A refractometer is fine when you're just using it to test initial sugar content. The readings are thrown when you start to get some alcohol content so it will likely be too late for the refractometer but if you get a standard hydrometer and test jar too you'd have most bases covered. You still would only be able to get an approximate SG through the calculator but you will then be able to monitor the rest of what is going on.

WVMJack
02-18-2013, 05:00 PM
I havent seen any pectinase added yet? If not you can pick some up when you get your hydrometer, but dont you already have one from making beer? WVMJ

RyStar
02-18-2013, 06:11 PM
What is the pectin ate for? I didn't see that in the guide.

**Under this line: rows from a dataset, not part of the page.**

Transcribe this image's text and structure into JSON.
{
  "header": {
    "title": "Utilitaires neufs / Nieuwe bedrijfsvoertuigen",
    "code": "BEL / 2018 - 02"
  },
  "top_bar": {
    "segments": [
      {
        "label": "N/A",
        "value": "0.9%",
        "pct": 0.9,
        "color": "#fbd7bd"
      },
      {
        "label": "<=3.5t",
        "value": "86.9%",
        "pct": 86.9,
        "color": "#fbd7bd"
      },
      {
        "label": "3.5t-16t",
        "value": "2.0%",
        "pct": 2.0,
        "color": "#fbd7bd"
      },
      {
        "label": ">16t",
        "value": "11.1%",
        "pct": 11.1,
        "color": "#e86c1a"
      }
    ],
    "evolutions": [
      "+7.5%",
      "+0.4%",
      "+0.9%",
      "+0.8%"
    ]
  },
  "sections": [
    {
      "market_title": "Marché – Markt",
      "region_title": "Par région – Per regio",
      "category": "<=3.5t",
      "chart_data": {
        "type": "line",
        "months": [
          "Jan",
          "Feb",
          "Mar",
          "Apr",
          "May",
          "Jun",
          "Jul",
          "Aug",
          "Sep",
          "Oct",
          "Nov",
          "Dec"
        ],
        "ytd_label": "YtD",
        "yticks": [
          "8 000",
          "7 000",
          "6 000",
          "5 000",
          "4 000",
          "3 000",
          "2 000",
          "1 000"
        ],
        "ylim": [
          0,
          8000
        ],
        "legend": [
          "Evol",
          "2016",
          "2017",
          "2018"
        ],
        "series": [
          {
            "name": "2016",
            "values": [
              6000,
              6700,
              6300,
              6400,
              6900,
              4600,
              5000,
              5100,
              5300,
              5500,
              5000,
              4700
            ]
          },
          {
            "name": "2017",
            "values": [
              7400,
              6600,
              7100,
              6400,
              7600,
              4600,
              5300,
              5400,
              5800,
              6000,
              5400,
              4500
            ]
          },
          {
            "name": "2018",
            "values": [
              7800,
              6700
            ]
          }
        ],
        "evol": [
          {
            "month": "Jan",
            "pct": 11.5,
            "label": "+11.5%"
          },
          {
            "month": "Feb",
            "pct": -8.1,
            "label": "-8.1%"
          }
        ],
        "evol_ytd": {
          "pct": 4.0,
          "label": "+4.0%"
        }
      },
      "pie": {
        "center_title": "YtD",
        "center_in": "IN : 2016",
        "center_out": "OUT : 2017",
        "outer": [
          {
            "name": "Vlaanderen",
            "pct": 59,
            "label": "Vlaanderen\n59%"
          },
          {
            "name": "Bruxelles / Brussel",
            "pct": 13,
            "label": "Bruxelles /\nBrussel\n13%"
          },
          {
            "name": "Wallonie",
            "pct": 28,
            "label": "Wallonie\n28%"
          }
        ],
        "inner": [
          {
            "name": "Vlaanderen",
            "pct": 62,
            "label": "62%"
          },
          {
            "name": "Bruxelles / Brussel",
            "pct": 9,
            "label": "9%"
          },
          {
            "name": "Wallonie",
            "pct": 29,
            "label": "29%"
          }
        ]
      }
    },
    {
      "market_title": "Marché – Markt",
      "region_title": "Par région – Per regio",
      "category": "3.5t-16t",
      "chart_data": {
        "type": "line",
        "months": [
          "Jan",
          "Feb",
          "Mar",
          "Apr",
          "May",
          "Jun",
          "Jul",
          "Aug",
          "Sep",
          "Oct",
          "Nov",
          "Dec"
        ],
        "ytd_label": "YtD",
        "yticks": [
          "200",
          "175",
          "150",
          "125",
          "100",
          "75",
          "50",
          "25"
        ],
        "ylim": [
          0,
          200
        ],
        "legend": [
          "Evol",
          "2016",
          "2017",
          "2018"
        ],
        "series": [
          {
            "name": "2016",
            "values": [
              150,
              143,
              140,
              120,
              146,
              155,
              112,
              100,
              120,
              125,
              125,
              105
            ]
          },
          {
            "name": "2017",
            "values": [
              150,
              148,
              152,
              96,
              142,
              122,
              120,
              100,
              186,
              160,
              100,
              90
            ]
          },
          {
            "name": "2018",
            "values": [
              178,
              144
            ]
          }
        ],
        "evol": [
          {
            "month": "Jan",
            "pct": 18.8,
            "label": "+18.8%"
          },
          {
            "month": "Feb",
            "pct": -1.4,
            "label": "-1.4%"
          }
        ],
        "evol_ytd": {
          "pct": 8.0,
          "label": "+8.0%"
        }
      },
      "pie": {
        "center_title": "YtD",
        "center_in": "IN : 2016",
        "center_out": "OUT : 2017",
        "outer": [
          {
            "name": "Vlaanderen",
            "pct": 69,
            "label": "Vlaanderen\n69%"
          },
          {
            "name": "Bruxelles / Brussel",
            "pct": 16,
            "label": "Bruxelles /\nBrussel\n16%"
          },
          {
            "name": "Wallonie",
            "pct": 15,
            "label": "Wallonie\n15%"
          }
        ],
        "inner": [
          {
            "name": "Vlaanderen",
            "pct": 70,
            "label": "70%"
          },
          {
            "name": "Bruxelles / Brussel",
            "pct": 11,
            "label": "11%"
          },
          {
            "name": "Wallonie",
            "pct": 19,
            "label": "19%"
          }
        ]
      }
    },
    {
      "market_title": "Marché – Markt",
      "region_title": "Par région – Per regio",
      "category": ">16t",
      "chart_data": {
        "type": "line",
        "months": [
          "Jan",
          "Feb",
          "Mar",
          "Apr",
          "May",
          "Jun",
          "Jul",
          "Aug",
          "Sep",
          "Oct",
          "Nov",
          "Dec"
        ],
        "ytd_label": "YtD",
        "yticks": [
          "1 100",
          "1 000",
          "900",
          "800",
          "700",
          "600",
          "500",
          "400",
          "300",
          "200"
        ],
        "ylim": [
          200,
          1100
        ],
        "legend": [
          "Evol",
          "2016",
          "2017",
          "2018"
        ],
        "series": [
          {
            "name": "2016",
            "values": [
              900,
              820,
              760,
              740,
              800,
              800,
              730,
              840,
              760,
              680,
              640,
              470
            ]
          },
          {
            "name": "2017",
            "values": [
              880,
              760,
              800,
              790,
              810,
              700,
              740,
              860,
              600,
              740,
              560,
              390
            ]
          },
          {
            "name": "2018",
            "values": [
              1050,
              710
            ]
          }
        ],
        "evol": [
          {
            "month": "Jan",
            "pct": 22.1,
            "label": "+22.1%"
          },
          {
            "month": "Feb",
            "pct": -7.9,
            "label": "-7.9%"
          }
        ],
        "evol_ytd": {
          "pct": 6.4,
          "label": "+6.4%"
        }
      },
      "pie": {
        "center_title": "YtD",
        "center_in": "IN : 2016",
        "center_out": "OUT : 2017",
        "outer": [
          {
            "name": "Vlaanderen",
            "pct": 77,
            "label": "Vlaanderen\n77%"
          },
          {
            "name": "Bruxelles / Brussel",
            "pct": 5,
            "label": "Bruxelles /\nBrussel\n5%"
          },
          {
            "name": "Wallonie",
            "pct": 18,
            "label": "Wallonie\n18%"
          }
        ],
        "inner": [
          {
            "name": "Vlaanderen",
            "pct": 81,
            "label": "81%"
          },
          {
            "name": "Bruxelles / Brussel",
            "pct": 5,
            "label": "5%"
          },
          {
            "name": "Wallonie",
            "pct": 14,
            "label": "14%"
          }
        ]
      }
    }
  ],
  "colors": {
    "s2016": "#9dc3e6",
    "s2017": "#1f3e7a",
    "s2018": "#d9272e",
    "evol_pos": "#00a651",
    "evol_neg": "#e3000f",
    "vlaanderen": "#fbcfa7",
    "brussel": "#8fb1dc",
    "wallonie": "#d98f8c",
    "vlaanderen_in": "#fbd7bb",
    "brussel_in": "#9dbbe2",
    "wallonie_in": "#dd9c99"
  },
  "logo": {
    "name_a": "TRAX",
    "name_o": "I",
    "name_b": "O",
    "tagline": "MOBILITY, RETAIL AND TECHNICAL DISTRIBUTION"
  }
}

My hydrometer did what they do best and broke. I have another one coming, but I'll just be using it for fg, but for og and determining when it has stabilized I will use the refractometer.

Riverat
02-18-2013, 06:50 PM
Pectin is a polysaccharide that many fruits have in varying amounts, it is used in jams and jellies to make the juice "set up". it can cause a haze that can be hard to clear any other way, particularly if it has been heated.
Pectinase is an enzyme that will break the complex sugar into smaller units that can be cleared and digested

RyStar
02-18-2013, 06:55 PM
Ok. My juice was pretty cloudy to begin with. When is it typically added? I was going to try and clear it by cold crashing. I'm not terribly worried about appearance, just taste.

Riverat
02-18-2013, 07:17 PM
Idealy before fermentation, but it will still be effective afterward.

WVMJack
02-18-2013, 07:27 PM
My hydrometer did what they do best and broke. I have another one coming, but I'll just be using it for fg, but for og and determining when it has stabilized I will use the refractometer.

I had a bad day on brewing day and determined I need to have at least 3 to be reasonably sure I would have a working hydrometer! WVMJack

Medsen Fey
02-19-2013, 06:45 AM
I will use the refractometer.

A refractometer works well if you simply use one of the calculators (like vinocalc) to make the adjustment for the presence of alcohol.

RyStar
03-18-2013, 01:05 AM
Alright, I transferred to a secondary early on the 13th, a couple of days after airlock activity slowed to one bubble every 30 seconds. By the time I was able to transfer activity was nil.

I saved the lees in two one quart containers and threw them in the fridge to settle out so I could taste. It has settled and clarified well, so I decided to cold crash the whole batch.